While I mentioned above, the use case which brought me to look into this matter, which was around bridging the gaps between the experience on prem and in EKS to make the co-existence of the two more seamless, There are a few more use cases, which are actually in many cases even more prevalent that this could help with:

  1. Velero – we can use IRSA instead of saving access keys and secret keys in a kubernetes secret in order to use an S3 bucket as our backup target. This has security benefits over plain text and static credentials saved in a cluster within a secret making it a good choice where security is of concern.
  2. Kpack – We can use IRSA so that Kpack can push images to an ECR registry without needing to refresh our credentials every 12 hours as is needed by ECR.
  3. Kaniko – Like with Kpack, we can use IRSA to support pushing images to an ECR registry
  4. FluentBit – We can use IRSA with FluentBit to ship logs to things like OpenSearch or CloudWatch seamlessly.
  5. Crossplane – This is a huge benefit, as Crossplane with the AWS provider, allows us to manage nearly all AWS services directly as CRDs in our kubernetes clusters. using IRSA for crossplane, can make it extremely easy and seamless to support deploying and managing AWS workloads from our on prem environment in a secure and sealess manner.
  6. AWS Controllers For Kubernetes (ACK) – Like Crossplane but specific to AWS, we can use ACK with IRSA in order to support IaC use cases against AWS in a secure manner.
  7. Thanos – A great solution for long term storage for prometheus metrics, which stores the metrics in an object store of your choosing such as AWS S3. We can have Thanos use IRSA easily in order to keep our prometheus metrics for as long as we need in a really simple process.
  8. External DNS – we can utilize IRSA together with external DNS in order to have automated DNS record management for ingress resources we create in our cluster in Route53!
  9. Cert Manager – We can utilize IRSA with the AWS Private CA plugin for Cert Manager, to auto generate certificates for us and manage their lifecycle using an AWS ACM Private CA!
  10. External Secrets – We can use IRSA for the external secrets operator, in order to pull secrets from AWS Secrets Manager or from AWS Parameter Store, in a secure and simple manner.

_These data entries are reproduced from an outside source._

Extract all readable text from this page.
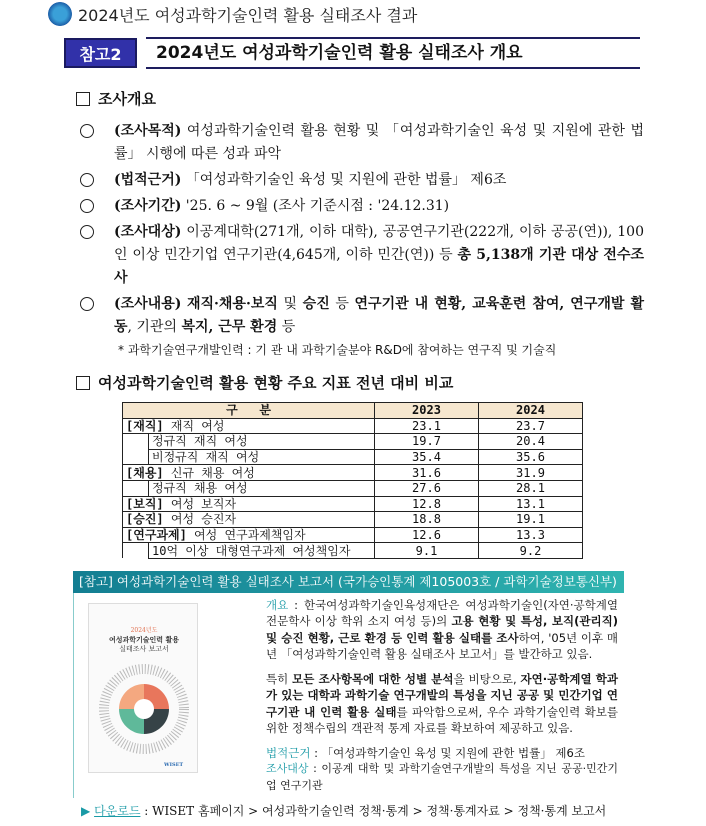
2024년도 여성과학기술인력 활용 실태조사 결과
참고2	2024년도 여성과학기술인력 활용 실태조사 개요
조사개요
(조사목적) 여성과학기술인력 활용 현황 및 「여성과학기술인 육성 및 지원에 관한 법률」 시행에 따른 성과 파악
(법적근거) 「여성과학기술인 육성 및 지원에 관한 법률」 제6조
(조사기간) '25. 6 ~ 9월 (조사 기준시점 : '24.12.31)
(조사대상) 이공계대학(271개, 이하 대학), 공공연구기관(222개, 이하 공공(연)), 100인 이상 민간기업 연구기관(4,645개, 이하 민간(연)) 등 총 5,138개 기관 대상 전수조사
(조사내용) 재직·채용·보직 및 승진 등 연구기관 내 현황, 교육훈련 참여, 연구개발 활동, 기관의 복지, 근무 환경 등
* 과학기술연구개발인력 : 기 관 내 과학기술분야 R&D에 참여하는 연구직 및 기술직
여성과학기술인력 활용 현황 주요 지표 전년 대비 비교
구   분		2023	2024
[재직] 재직 여성		23.1	23.7
	정규직 재직 여성	19.7	20.4
	비정규직 재직 여성	35.4	35.6
[채용] 신규 채용 여성		31.6	31.9
	정규직 채용 여성	27.6	28.1
[보직] 여성 보직자		12.8	13.1
[승진] 여성 승진자		18.8	19.1
[연구과제] 여성 연구과제책임자		12.6	13.3
	10억 이상 대형연구과제 여성책임자	9.1	9.2
[참고] 여성과학기술인력 활용 실태조사 보고서 (국가승인통계 제105003호 / 과학기술정보통신부)
2024년도
여성과학기술인력 활용
실태조사 보고서
WISET
개요 : 한국여성과학기술인육성재단은 여성과학기술인(자연·공학계열 전문학사 이상 학위 소지 여성 등)의 고용 현황 및 특성, 보직(관리직) 및 승진 현황, 근로 환경 등 인력 활용 실태를 조사하여, '05년 이후 매년 「여성과학기술인력 활용 실태조사 보고서」를 발간하고 있음.
특히 모든 조사항목에 대한 성별 분석을 비탕으로, 자연·공학계열 학과가 있는 대학과 과학기술 연구개발의 특성을 지닌 공공 및 민간기업 연구기관 내 인력 활용 실태를 파악함으로써, 우수 과학기술인력 확보를 위한 정책수립의 객관적 통계 자료를 확보하여 제공하고 있음.
법적근거 : 「여성과학기술인 육성 및 지원에 관한 법률」 제6조
조사대상 : 이공계 대학 및 과학기술연구개발의 특성을 지닌 공공·민간기업 연구기관
▶ 다운로드 : WISET 홈페이지 > 여성과학기술인력 정책·통계 > 정책·통계자료 > 정책·통계 보고서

And that is just a partial list of off the shelf solutions, used very often in many environments, where IRSA could be of great help.

Where is the code

To try this out you can find the terraform code in the dedicated Github Repository.

Summary

This was a fun experiment and I think this has some true benefits for many use cases. I hope to streamline the process more in the future, when TKG cluster provisioning can be streamlined via the Cluster Class mechanism in TKG 2, which will hopefully allow for a single step end to end deployment mechanism for this.